Aparte de tener el aspecto adecuado para serlo, la falta de ciudades y la ciencia para proyectarlas, carreteras de grava y las cosechas organizadas en fincas agrícolas evidenciaba claramente una calidad de existencia inferior. Los britanos, decidió Cato, carecían del refinamiento necesario para poder ser considerados civilizados. Si se tenía que dar crédito a las historias traídas de las islas neblinosas por mercaderes y comerciantes, los nativos malvivían encima de enormes yacimientos de plata y oro. Parecía algo típico de la caprichosa naturaleza de los dioses que a las gentes más primitivas se les concediera la posesión de los recursos más valiosos; recursos que ellos poco sabían apreciar y de los que las razas más avanzadas, como los romanos, podían hacer mucho mejor uso.

Además, estaba la siniestra cuestión de los druidas. No se sabía mucho sobre ellos y todo lo que Cato había leído describía el culto en unos términos escabrosos y horripilantes. Se estremeció al recordar el bosquecillo que él y Macro habían descubierto pocos días antes. Aquel lugar era oscuro y frío, y lleno de amenaza. Aunque no sirviera de otra cosa, la conquista de las islas neblinosas conduciría a la destrucción del oscuro culto druídico.

El asco que de pronto sintió hacia los britanos hizo que Cato detuviera esa línea de pensamiento. Como argumentos que justificaban la expansión del Imperio, parecían simples y verosímiles. Tanto era así que Cato no podía evitar desconfiar de ellos. Según su experiencia, aquellas cosas de la vida que se consideraban verdades simples y eternas sólo lo eran debido a una deliberada limitación del pensamiento. Se le ocurrió que todo lo que había leído en latín siempre había presentado a la cultura romana con los mejores términos posibles y como infinitamente superior a todo lo que producía cualquier otra raza, ya fuera «civilizada», como los griegos, o «bárbara», como aquellos britanos. Tenía que haber otro aspecto de las cosas.

Miró a Niso y se fijó en la piel oscura, las facciones morenas, el pelo rizado, grueso y abundante y los amuletos de extraño diseño que llevaba en las muñecas. La ciudadanía romana que se le había otorgado al -alistarse a la legión era algo menos que superficial. Era una mera etiqueta legal que le confería una cierta posición social. Aparte de eso, ¿qué clase de persona era? _¿Niso?

El cirujano levantó la vista de las llamas y sonrió. -¿Puedo preguntarte algo personal? La sonrisa se desvaneció levemente y las cejas del cirujano se movieron, más cerca una de otra. Asintió con un movimiento de la cabeza.

– ¿Cómo es no ser romano? -La pregunta era delicada y directa y Cato se avergonzó de haberla hecho, pero la suavizó con un intento de explicarse-. Es decir, sé que ahora tú eres ciudadano romano.

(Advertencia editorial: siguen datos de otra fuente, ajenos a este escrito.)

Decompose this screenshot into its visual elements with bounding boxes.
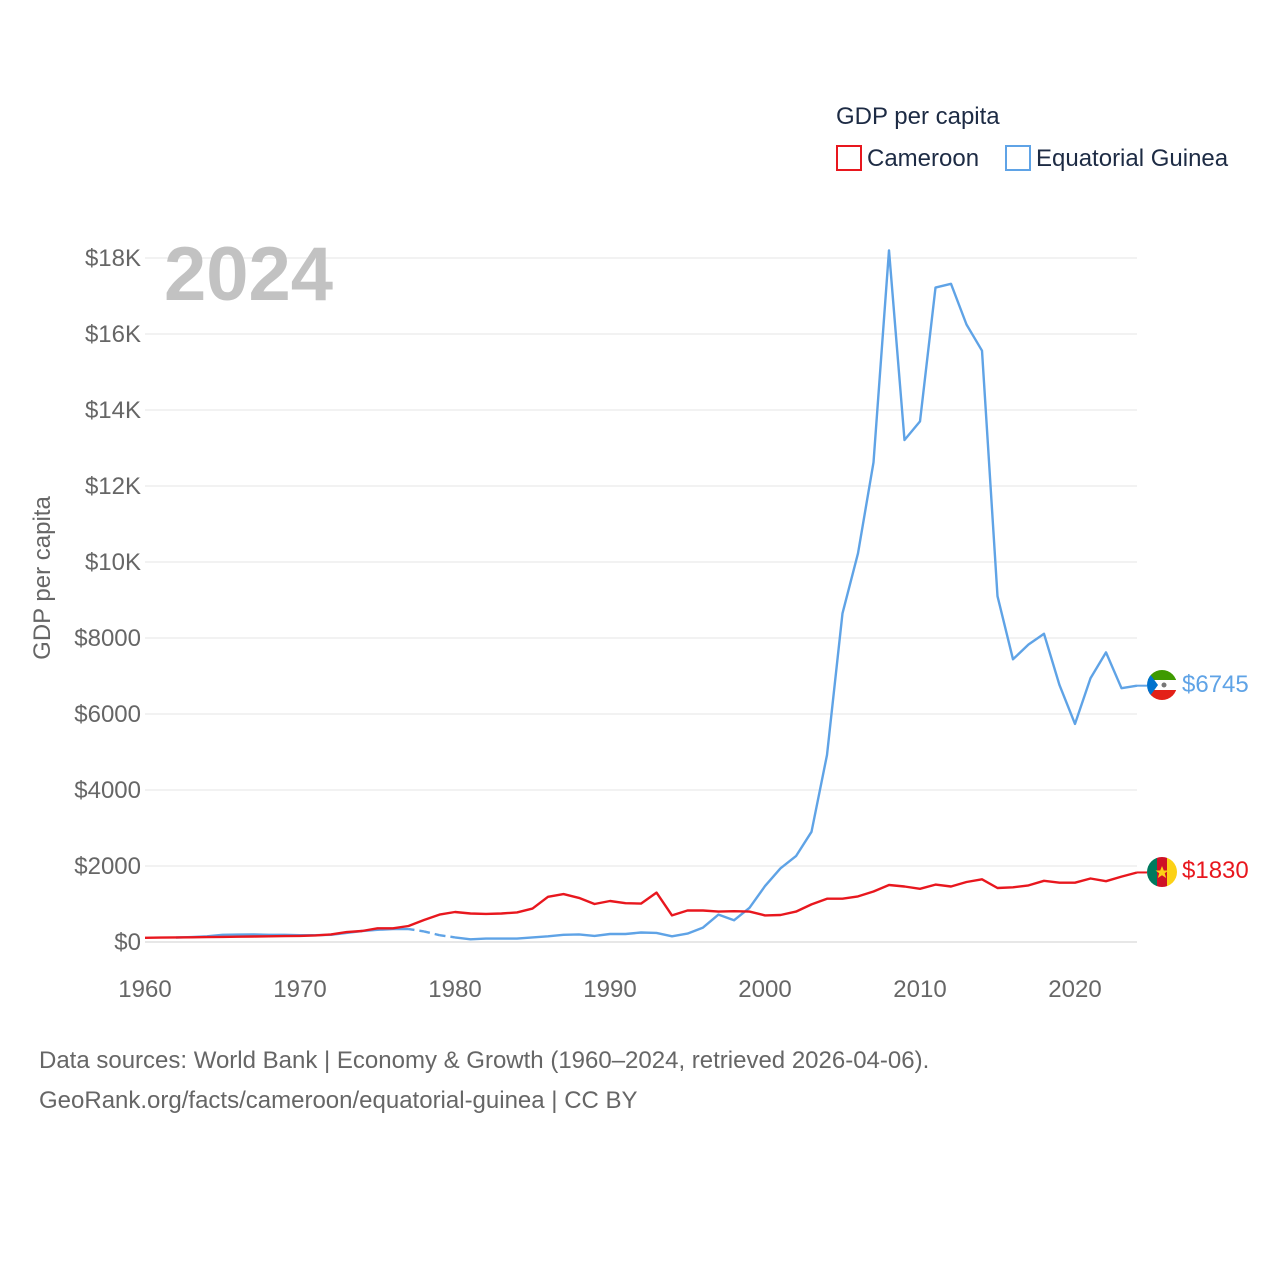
x-tick-label: 1980 <box>428 976 481 1003</box>
series-line-equatorial-guinea[interactable] <box>454 249 1138 941</box>
series-layer <box>144 249 1147 941</box>
equatorial-guinea-flag-icon <box>1147 670 1177 700</box>
x-tick-label: 2010 <box>893 976 946 1003</box>
y-tick-label: $12K <box>85 473 141 500</box>
x-tick-label: 1960 <box>118 976 171 1003</box>
x-tick-label: 2000 <box>738 976 791 1003</box>
y-tick-label: $10K <box>85 549 141 576</box>
equatorial-guinea-end-value: $6745 <box>1182 671 1249 698</box>
cameroon-end-value: $1830 <box>1182 857 1249 884</box>
legend-label-cameroon[interactable]: Cameroon <box>867 145 979 172</box>
legend: GDP per capita Cameroon Equatorial Guine… <box>836 103 1229 172</box>
cameroon-flag-icon <box>1147 857 1177 887</box>
y-tick-label: $18K <box>85 245 141 272</box>
series-line-equatorial-guinea[interactable] <box>439 934 456 939</box>
legend-label-equatorial-guinea[interactable]: Equatorial Guinea <box>1036 145 1229 172</box>
source-line-1: Data sources: World Bank | Economy & Gro… <box>39 1047 929 1074</box>
legend-swatch-equatorial-guinea[interactable] <box>1005 145 1031 171</box>
year-label: 2024 <box>164 232 333 317</box>
y-axis-title: GDP per capita <box>29 496 56 660</box>
y-tick-label: $14K <box>85 397 141 424</box>
y-tick-label: $0 <box>114 929 141 956</box>
grid-lines <box>145 257 1137 943</box>
x-tick-label: 1990 <box>583 976 636 1003</box>
y-tick-label: $16K <box>85 321 141 348</box>
x-axis-ticks: 1960 1970 1980 1990 2000 2010 2020 <box>118 976 1101 1003</box>
series-line-cameroon[interactable] <box>144 871 1138 939</box>
x-tick-label: 2020 <box>1048 976 1101 1003</box>
source-line-2[interactable]: GeoRank.org/facts/cameroon/equatorial-gu… <box>39 1087 638 1114</box>
legend-swatch-cameroon[interactable] <box>836 145 862 171</box>
y-tick-label: $6000 <box>74 701 141 728</box>
y-tick-label: $4000 <box>74 777 141 804</box>
y-tick-label: $8000 <box>74 625 141 652</box>
cameroon-end-marker: $1830 <box>1147 857 1249 887</box>
legend-title: GDP per capita <box>836 103 1000 130</box>
y-tick-label: $2000 <box>74 853 141 880</box>
series-line-equatorial-guinea[interactable] <box>423 930 440 937</box>
y-axis-ticks: $0 $2000 $4000 $6000 $8000 $10K $12K $14K $16K $1… <box>74 245 141 956</box>
x-tick-label: 1970 <box>273 976 326 1003</box>
equatorial-guinea-end-marker: $6745 <box>1147 670 1249 700</box>
series-line-equatorial-guinea[interactable] <box>408 927 425 933</box>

Pero, ¿cómo era antes? ¿Qué piensan de Roma los demás?

Niso y Macro le estaban mirando fijamente. Niso con el ceño fruncido y con suspicacia, Macro estupefacto sin más. Cato lamentó no haber mantenido la boca cerrada. Pero lo consumía un deseo de saber más, de distanciarse de la visión del mundo que le habían inculcado desde que nació. De no haber sido por los tutores de palacio, era una visión que hubiera aceptado sin dudar, sin la más mínima noción de que era parcial.

– ¿Qué piensan de Roma los demás? -repitió Niso. Consideró la pregunta durante un momento mientras se rascaba suavemente la espesa barba que le cubría el mentón-. Interesante pregunta. No es fácil de responder. Depende en gran medida de quién eres. Si resulta que eres uno de esos reyes clientes que se lo debe todo a Roma y que teme y odia a sus súbditos, entonces Roma es tu única amiga. Si eres un mercader de grano en Egipto que puedes sacar una fortuna de la distribución de trigo al pueblo de Roma, o un gladiador y proveedor de bestias que les facilita a los ciudadanos los medios para malgastar el tiempo, entonces Roma es la fuente de tu riqueza. Los productores de artículos de primera calidad y las fábricas de armas de la Galia, los comerciantes de especias, sedas y antigüedades, todos ellos obtienen su sustento de Roma.